The move marks an end to the easy credit that propped up many zombie companies in much of the decade following the 2008 financial crisis, and again during the COVID shock of 2020.
Reducing interest rates and pumping money into corporate America through quantitative easing during both crises were critical to the economic recoveries, Schmedderrs told DW.
But as he tells his students,"cheap money is dumb money."
Loose credit gave many zombies a chance at artificial survival through cheap debt refinancing. Worse yet, according to Schmedders, many of them used the credit for share buybacks to boost stock prices, rather than to invest in the business.

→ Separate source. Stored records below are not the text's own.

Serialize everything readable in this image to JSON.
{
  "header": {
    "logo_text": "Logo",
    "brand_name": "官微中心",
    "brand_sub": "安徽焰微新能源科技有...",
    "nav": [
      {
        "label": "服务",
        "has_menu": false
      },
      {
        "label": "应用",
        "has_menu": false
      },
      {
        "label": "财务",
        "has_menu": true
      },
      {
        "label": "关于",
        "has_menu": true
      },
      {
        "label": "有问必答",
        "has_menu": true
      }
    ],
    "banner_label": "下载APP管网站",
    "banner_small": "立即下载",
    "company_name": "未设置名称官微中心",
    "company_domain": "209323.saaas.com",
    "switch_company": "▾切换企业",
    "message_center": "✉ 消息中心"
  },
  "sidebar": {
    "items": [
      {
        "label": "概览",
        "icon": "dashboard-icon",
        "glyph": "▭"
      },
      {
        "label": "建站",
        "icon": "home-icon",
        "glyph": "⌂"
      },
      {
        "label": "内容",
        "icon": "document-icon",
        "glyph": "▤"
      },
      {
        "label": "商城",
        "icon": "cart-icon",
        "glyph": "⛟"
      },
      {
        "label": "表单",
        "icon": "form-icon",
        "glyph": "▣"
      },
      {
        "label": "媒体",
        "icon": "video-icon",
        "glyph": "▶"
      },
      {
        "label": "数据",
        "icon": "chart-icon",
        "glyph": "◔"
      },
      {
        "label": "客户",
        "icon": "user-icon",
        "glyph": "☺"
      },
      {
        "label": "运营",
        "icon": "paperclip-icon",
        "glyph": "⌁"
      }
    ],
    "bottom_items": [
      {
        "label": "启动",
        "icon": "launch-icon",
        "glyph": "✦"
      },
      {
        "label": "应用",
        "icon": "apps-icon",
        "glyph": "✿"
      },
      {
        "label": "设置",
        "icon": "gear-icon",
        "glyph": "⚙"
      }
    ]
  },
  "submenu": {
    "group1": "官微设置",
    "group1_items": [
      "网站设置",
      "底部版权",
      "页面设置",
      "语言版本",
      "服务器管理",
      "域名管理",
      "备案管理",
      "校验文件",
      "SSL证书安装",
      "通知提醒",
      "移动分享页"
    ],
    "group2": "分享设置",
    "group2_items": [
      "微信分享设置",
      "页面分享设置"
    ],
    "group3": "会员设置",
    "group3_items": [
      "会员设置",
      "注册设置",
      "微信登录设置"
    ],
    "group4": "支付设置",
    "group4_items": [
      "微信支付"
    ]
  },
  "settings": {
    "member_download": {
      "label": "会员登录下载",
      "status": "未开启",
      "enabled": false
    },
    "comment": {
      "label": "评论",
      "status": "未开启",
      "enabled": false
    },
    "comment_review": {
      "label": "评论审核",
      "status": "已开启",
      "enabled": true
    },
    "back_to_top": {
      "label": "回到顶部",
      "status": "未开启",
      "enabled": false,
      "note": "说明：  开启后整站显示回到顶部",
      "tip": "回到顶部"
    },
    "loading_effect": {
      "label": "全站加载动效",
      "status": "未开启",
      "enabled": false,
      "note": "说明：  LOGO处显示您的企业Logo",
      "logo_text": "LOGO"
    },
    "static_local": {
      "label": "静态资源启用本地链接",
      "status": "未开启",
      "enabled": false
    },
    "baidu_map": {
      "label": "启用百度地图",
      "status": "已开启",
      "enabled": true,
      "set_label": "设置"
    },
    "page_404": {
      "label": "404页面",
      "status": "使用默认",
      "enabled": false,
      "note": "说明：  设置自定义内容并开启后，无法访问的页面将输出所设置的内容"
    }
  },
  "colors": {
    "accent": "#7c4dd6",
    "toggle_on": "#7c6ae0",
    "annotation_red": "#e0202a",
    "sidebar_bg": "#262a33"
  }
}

"Airliners were bad offenders in share buybacks," Schmedders said. Indeed, in the decade leading up to the COVID shock that tanked their demand, US airlines spent 96% of their free cash flow on stock buybacks.
As rates increase, however, zombies may find it too expensive to roll over their obligations — that is, if they can find willing investors at all in a market spooked by a potential recession.
Who will bear the burden of a bankruptcy wave?
If zombie companies are a drag on productivity, is their demise good for the economy?
That depends, says Joseph E. Gagnon, a senior fellow at the Peterson Institute for International economics, on the country's macroeconomic conditions.
"It may be true that [zombie companies] can't pay off the interest on their debts. But they're paying their workers, their workers are producing something that people are buying, and it's not good to throw them out of work."
According to Gagnon, killing off zombies during a recession would be a terrible idea, because other companies likely couldn't hire the mass of unemployed workers that would hit the market as a result.
Economic conditions, however, have changed since 2020.
"A period of very high employment and very high inflation is kind of the ideal time for zombies to die," Gagnon explained. "If we see some zombies dying now because they can't pay higher wages that are needed, or they can't pay the energy costs that are now high, then that is not a bad thing at this point."
Laid off workers could theoretically be absorbed by the hot economy, making zombie bankruptcies less painful.
Grana believes the US economy is likely strong enough to avoid a recession if the Fed's rate hikes remain gradual, but nonetheless he is critical of rate hikes as a blunt tool to combat inflation.
"The problem is that if you hit everyone with the same policy, workers are going to feel the pain." If a wave of zombie bankruptcies ensued, Grana said, "you can't hope the labor market adjusts immediately."